Aktuelle Wetterlage: Hitze und Unwettergefahr
Der Deutsche Wetterdienst (DWD) hat für weite Teile Deutschlands amtliche Hitzewarnungen herausgegeben. Besonders die Landesmitte sowie der Süden sind von einer hohen Wärmebelastung betroffen. Während die Temperaturen im Norden moderater bleiben, steigen sie in anderen Gebieten auf ein Niveau, das den menschlichen Organismus stark fordern kann.
Eskalation der Warnstufen
Das Warnsystem des DWD unterteilt die Belastung in verschiedene Stufen. Für den kommenden Montag gilt in großen Teilen der Bundesrepublik die Hitzewarnstufe eins. Bereits für den Dienstag prognostizieren die Meteorologen eine Verschärfung der Lage: In weiten Teilen Mittel- und Ostdeutschlands wird die Warnstufe zwei erwartet. Diese Einstufung basiert auf dem Hitzewarnsystem, das die sogenannte gefühlte Temperatur als zentralen Indikator nutzt.

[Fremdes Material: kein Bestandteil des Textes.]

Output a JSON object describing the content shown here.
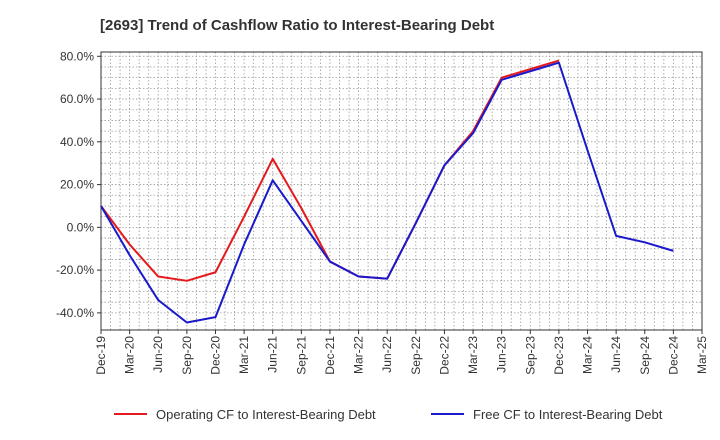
{
  "chart_data": {
    "type": "line",
    "title": "[2693]  Trend of Cashflow Ratio to Interest-Bearing Debt",
    "xlabel": "",
    "ylabel": "",
    "ylim": [
      -48,
      82
    ],
    "y_ticks": [
      "80.0%",
      "60.0%",
      "40.0%",
      "20.0%",
      "0.0%",
      "-20.0%",
      "-40.0%"
    ],
    "y_tick_values": [
      80,
      60,
      40,
      20,
      0,
      -20,
      -40
    ],
    "categories": [
      "Dec-19",
      "Mar-20",
      "Jun-20",
      "Sep-20",
      "Dec-20",
      "Mar-21",
      "Jun-21",
      "Sep-21",
      "Dec-21",
      "Mar-22",
      "Jun-22",
      "Sep-22",
      "Dec-22",
      "Mar-23",
      "Jun-23",
      "Sep-23",
      "Dec-23",
      "Mar-24",
      "Jun-24",
      "Sep-24",
      "Dec-24",
      "Mar-25"
    ],
    "grid": true,
    "legend_position": "bottom",
    "series": [
      {
        "name": "Operating CF to Interest-Bearing Debt",
        "color": "#e41a1c",
        "values": [
          10,
          -8,
          -23,
          -25,
          -21,
          5,
          32,
          9,
          -16,
          -23,
          -24,
          2,
          29,
          45,
          70,
          74,
          78,
          null,
          null,
          null,
          null,
          null
        ]
      },
      {
        "name": "Free CF to Interest-Bearing Debt",
        "color": "#1a1acc",
        "values": [
          10,
          -13,
          -34,
          -44.5,
          -42,
          -8,
          22,
          3,
          -16,
          -23,
          -24,
          2,
          29,
          44,
          69,
          73,
          77,
          36,
          -4,
          -7,
          -11,
          null
        ]
      }
    ]
  }
}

Kriterien für die Hitzewarnung
Eine offizielle Hitzewarnung wird vom DWD immer dann aktiviert, wenn eine starke Wärmebelastung prognostiziert wird, bei der eine nächtliche Abkühlung der Wohnräume kaum noch möglich ist. Als Richtwert gilt hierbei die gefühlte Temperatur, die am frühen Nachmittag den Schwellenwert von 32 Grad überschreiten muss. Von einer „extremen Wärmebelastung“ spricht der Wetterdienst ab einer gefühlten Temperatur von 38 Grad.
Empfehlungen zum Gesundheitsschutz
Um die gesundheitlichen Risiken während dieser Hitzeperiode zu minimieren, geben Experten klare Verhaltensregeln aus:
* **Direkte Sonne meiden:** Aufenthalt in der prallen Sonne sollte nach Möglichkeit vermieden werden.
* **Aktivitäten anpassen:** Körperliche Anstrengungen im Freien sollten in die kühleren Morgenstunden verlegt werden.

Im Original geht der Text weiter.